Specie nel mondo contemporaneo, dove esiste l'arte al di fuori della commissione, non è l'inevitabile risultato di una vita vissuta lungo la propria linea di fuga?
L'idea di "strumento" mi sa di atto creativo volontario che "usa" l'arte per arrivare a un proprio fine, fosse anche di conoscenza e di approfondimento.
"Uso" l'arte come strumento per contrappormi alla rigidità , agli schemi, agli organi?

Personalmente mi suona un po' strano, la mia idea è che l'arte "avvenga" mentre si vive e si segue la propria inclinazione, quindi non strumento ma prodotto collaterale e inevitabile.



Si, volendo si, puoi usare l'arte per contrapporti all'organismo, e poi ancora si, volendo l'arte avviene mentre vivi, come prodotto collaterale, perchè i due termini, insieme ad altre mille declinazioni dell'arte, non cessano mai di intersecarsi, connettersi, modificarsi.

Mi spiego meglio.

Quando ho letto il tuo intervento mi è subito venuta in mente una frase di Majakovskij, cioè che l'arte non è uno specchio per riflettere il mondo, ma un martello per forgiarlo (o colpirlo/modificarlo, ora non ricordo bene), questo per dirti che l'idea dell'arte come mero strumento per perseguire dei fini che niente hanno a che vedere con l'arte, Deleuze ti direbbe "un uso non artistico dell'arte", l'idea dell'arte - strumento di cui, una volta raggiunti i propri scopi, le proprie "scoperte", ci sbarazziamo lasciandolo inerme al suolo, come un guscio vuoto, vanta una solida tradizione di pensiero e di ricerca.

A cominciare da Rimbaud, che usava la poesia solo come strumento per fare delle "scoperte di ignoto" e "cambiare la vita", che aveva in sommo disprezzo i poeti francesi che frequentà nei suoi soggiorni parigini perchè appunto erano troppo "artisti", troppo "poeti", e che poi, con una coerenza che ancora oggi ci sorprende e ci commuove, a soli venti anni, scoperto quello che si era prefissato di scoprire, abbandona per sempre la poesia e, senza mai più scrivere un solo verso, trascorrerà  il resto della sua vita tra Europa ed Africa commerciando in caffè, stoffe, armi.

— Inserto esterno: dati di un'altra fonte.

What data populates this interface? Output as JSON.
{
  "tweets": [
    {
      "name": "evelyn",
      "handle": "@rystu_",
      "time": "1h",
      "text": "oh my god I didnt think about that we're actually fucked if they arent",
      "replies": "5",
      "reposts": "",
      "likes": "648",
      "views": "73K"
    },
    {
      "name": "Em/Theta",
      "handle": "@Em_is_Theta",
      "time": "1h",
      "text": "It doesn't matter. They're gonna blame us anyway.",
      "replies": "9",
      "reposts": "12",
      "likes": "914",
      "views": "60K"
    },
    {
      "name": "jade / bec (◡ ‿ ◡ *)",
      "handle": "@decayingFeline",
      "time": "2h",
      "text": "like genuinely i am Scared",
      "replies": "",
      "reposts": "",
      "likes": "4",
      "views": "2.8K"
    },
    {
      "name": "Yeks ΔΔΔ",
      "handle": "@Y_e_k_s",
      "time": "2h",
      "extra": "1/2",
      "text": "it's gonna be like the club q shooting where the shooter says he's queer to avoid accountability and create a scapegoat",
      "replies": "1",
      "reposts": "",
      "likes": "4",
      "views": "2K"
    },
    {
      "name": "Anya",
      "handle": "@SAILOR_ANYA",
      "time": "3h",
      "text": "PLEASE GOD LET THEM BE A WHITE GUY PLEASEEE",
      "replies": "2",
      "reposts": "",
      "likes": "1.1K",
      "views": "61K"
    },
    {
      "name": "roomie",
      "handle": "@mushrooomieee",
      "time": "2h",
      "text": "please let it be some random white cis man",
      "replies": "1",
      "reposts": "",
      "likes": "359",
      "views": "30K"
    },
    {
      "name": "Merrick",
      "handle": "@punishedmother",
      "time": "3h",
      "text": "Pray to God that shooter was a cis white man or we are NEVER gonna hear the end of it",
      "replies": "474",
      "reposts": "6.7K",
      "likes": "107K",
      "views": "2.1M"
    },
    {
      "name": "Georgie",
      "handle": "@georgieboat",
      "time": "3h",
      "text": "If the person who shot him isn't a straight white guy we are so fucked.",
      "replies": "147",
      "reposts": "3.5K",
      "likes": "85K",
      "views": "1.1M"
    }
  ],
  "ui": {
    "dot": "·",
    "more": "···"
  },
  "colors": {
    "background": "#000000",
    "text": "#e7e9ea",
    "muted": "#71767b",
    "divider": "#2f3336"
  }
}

Oppure pensa a Carmelo Bene, che ha utilizzato la poesia, la letteratura, il teatro, la musica, per perseguire la sua personalissima ricerca di una "filosofia del negativo", per accedere all'oblio, all'annullamento dell'Io, allo smarrimento nella selva dei significanti, cioè usare una specie di sincretismo delle arti per fare scoperte prettamente corporali, legati principalmente alla voce ed al tema dell'ascolto...e lo stesso lo si potrebbe dire di Artaud, piuttosto che degli Azionisti Viennesi, ma io dico anche di Spinoza e di Nietzsche, che hanno "presagito" una destinazione non filosofica della filosofia...

Detto questo dobbiamo però anche subito dire che questa è una visione dell'arte che si affianca, si interseca, si connette, si sovrappone, ad altre visioni dell'arte diverse ed a volte antitetiche, ed ognuna ha diritto di asilo all'interno della complessità  e delle incessanti stratificazioni del reale e dei processi di divenire, alla fine è come se ci fosse una specie di "macchina astratta" in cui le linee rigide, le strutture, le linee di fuga, il divenire molecolare, i concatenamenti, si intersecano, crescono, si modificano, si raggruppano in una infinità  di rapporti...

Se noti nella frase stessa di Majakovskij sono presenti due termini "opposti", l'arte come strumento/martello che agisce direttamente sul reale e l'arte come riflesso/interpretazione del reale, e noi sappiamo anche che tra questi due termini si agitano e si mescolano infinite variazioni e gradazioni, differenti applicazioni ed utilizzi, anche per gli stessi e più convinti fautori dell'arte come mero strumento per propri fini/ricerche/scoperte, e torno a parlare di Rimbaud, i termini della questione non sono così semplici e non si possono ridurre facilmente nella loro complessità , perchè si, c'è un Rimbaud che aspira ad essere Veggente, "scopritore di ignoto", il Rimbaud dell' "Io è un altro", quello che vuole "cambiare la vita", che disprezza e sputa sull'arte, la poesia, gli artisti ed i poeti, che smette di scrivere in giovanissima età , ma c'è anche il Rimbaud che tenta la carriera letteraria a Parigi, che pubblica le sue poesie, che scrive qualche Illuminazione e qualche verso anche nei mesi successivi l'"abbandono ufficiale" della poesia, ed io non vedo alcuna contraddizione in questo, perchè i passaggi tra le porte e le soglie, il susseguirsi dei concatenamenti, come ho detto sopra è faccenda complessa e stratificata, non esiste linea di fuga senza una linea rigida e senza una linea molecolare, le tre linee si nutrono una con l'altra e si connettono continuamente nel divenire reale...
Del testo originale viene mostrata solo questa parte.